Big rallies follow big stock drops, hint at bounces to come

ByABC News
May 18, 2009, 11:21 PM

— -- Stocks kicked back into rally mode Monday, ending a week-long slump, as Wall Street rediscovered its appetite for stocks.

All three major U.S. indexes climbed 3%, with the Dow Jones industrials up 235 points to 8504, after better-than-expected results from home improvement retailer Lowes and an improving home builders index fanned hopes the economy is on the mend.

If this is a sign that the rebound started in early March is back on track, some bulls say the gains reflect the kind of action investors can expect as stocks recover from the second-worst bear market ever. The reason? Extraordinary sell-offs tend to be followed by extraordinary rallies.

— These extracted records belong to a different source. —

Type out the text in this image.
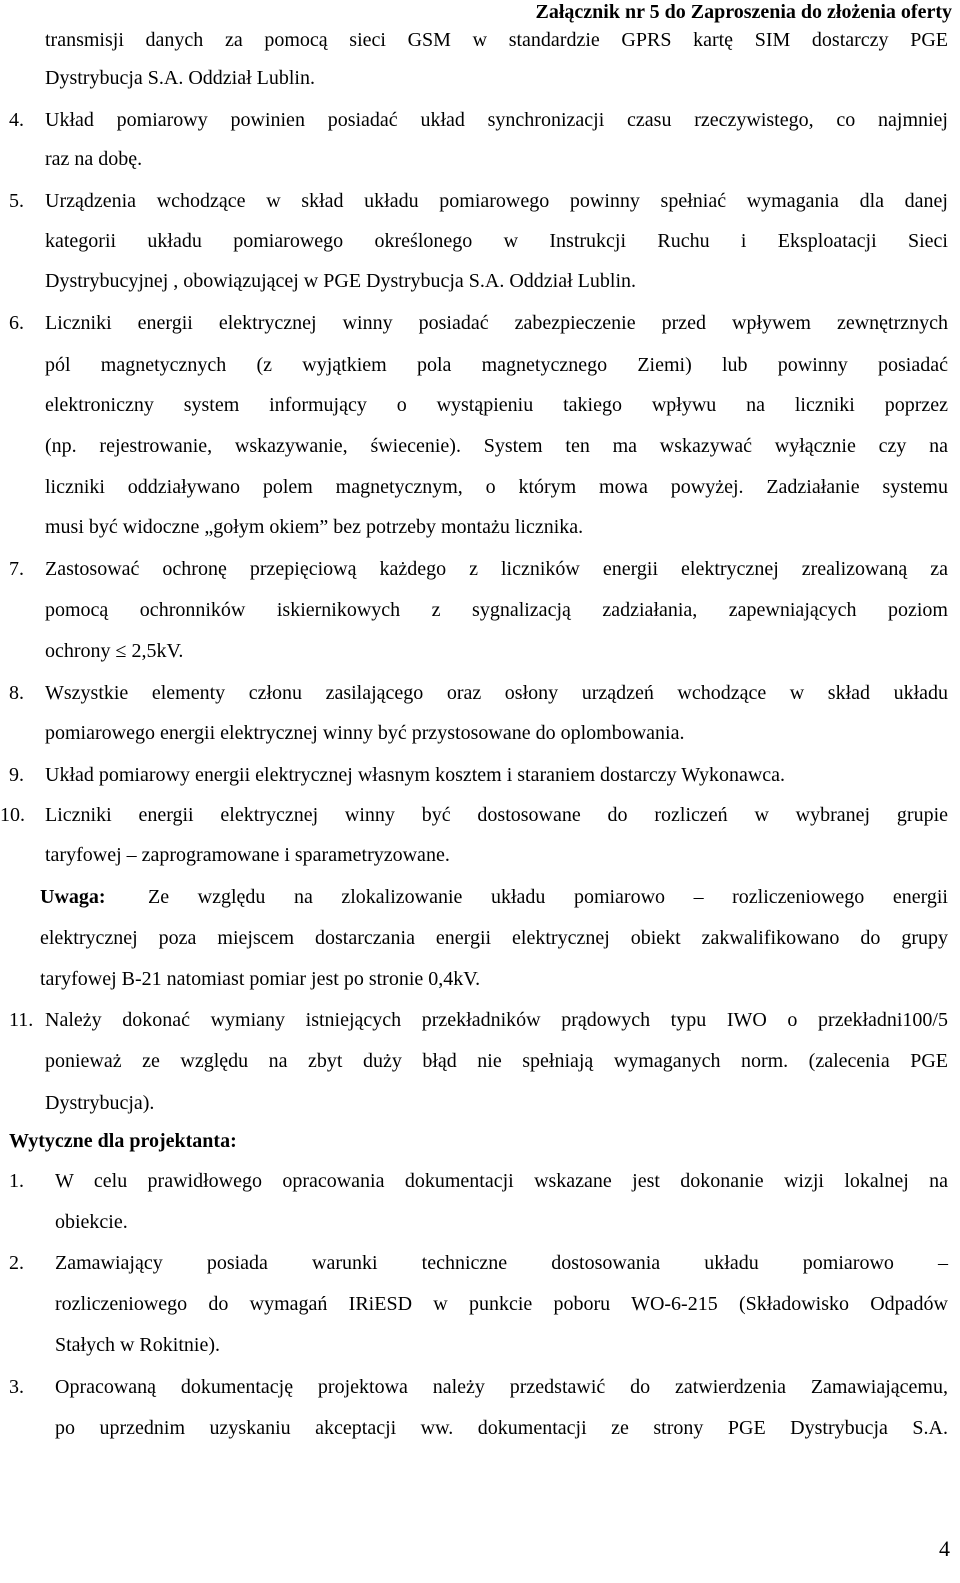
Załącznik nr 5 do Zaproszenia do złożenia oferty
transmisji danych za pomocą sieci GSM w standardzie GPRS kartę SIM dostarczy PGE
Dystrybucja S.A. Oddział Lublin.
4. Układ pomiarowy powinien posiadać układ synchronizacji czasu rzeczywistego, co najmniej
raz na dobę.
5. Urządzenia wchodzące w skład układu pomiarowego powinny spełniać wymagania dla danej
kategorii układu pomiarowego określonego w Instrukcji Ruchu i Eksploatacji Sieci
Dystrybucyjnej , obowiązującej w PGE Dystrybucja S.A. Oddział Lublin.
6. Liczniki energii elektrycznej winny posiadać zabezpieczenie przed wpływem zewnętrznych
pól magnetycznych (z wyjątkiem pola magnetycznego Ziemi) lub powinny posiadać
elektroniczny system informujący o wystąpieniu takiego wpływu na liczniki poprzez
(np. rejestrowanie, wskazywanie, świecenie). System ten ma wskazywać wyłącznie czy na
liczniki oddziaływano polem magnetycznym, o którym mowa powyżej. Zadziałanie systemu
musi być widoczne „gołym okiem” bez potrzeby montażu licznika.
7. Zastosować ochronę przepięciową każdego z liczników energii elektrycznej zrealizowaną za
pomocą ochronników iskiernikowych z sygnalizacją zadziałania, zapewniających poziom
ochrony ≤ 2,5kV.
8. Wszystkie elementy członu zasilającego oraz osłony urządzeń wchodzące w skład układu
pomiarowego energii elektrycznej winny być przystosowane do oplombowania.
9. Układ pomiarowy energii elektrycznej własnym kosztem i staraniem dostarczy Wykonawca.
10. Liczniki energii elektrycznej winny być dostosowane do rozliczeń w wybranej grupie
taryfowej – zaprogramowane i sparametryzowane.
Uwaga: Ze względu na zlokalizowanie układu pomiarowo – rozliczeniowego energii
elektrycznej poza miejscem dostarczania energii elektrycznej obiekt zakwalifikowano do grupy
taryfowej B-21 natomiast pomiar jest po stronie 0,4kV.
11. Należy dokonać wymiany istniejących przekładników prądowych typu IWO o przekładni100/5
ponieważ ze względu na zbyt duży błąd nie spełniają wymaganych norm. (zalecenia PGE
Dystrybucja).
Wytyczne dla projektanta:
1. W celu prawidłowego opracowania dokumentacji wskazane jest dokonanie wizji lokalnej na
obiekcie.
2. Zamawiający posiada warunki techniczne dostosowania układu pomiarowo –
rozliczeniowego do wymagań IRiESD w punkcie poboru WO-6-215 (Składowisko Odpadów
Stałych w Rokitnie).
3. Opracowaną dokumentację projektowa należy przedstawić do zatwierdzenia Zamawiającemu,
po uprzednim uzyskaniu akceptacji ww. dokumentacji ze strony PGE Dystrybucja S.A.
4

"It's like if you were dropping a rubber ball from the top of a tall building to the sidewalk," says William Gibson of Nollenberger Capital Partners. "You get a big bounce-back."

The potential for a powerful rebound offers some solace after the pain of the past 19 months. Between October 2007 and the market's trough this year, investors saw 51.0% of their money evaporate, including dividends, Ibbotson Associates says, smaller only than the 83% drop in the Standard & Poor's 500 index starting in August 1929.

Reasons there could be even better gains on top of the rebound since March include:

Historic downturns give way to historic rallies. The S&P 500's best one-year recovery followed its biggest decline from August 1929 to June 1932, Ibbotson says. The S&P 500 posted a 163% total return the 12 months after the June 1932 bottom, easily topping the next-best recovery of 42% in the 12 months after the June 1970 bottom.

Recent recessions have ended with powerful bull markets. In the 12 to 21 months following the market bottoms after the previous five recessions, the Dow on average rocketed 55%, says Navellier & Associates.

Recoveries come fast and with little notice. When stocks finally find bottom, they tend to rally quickly. Nearly half of stocks' gains in the five years after the bear markets ending in '74 and '02 came during the first calendar year after the bottom, says Ken Winans of Winans International. "The big gains come when you're still in the fog of war."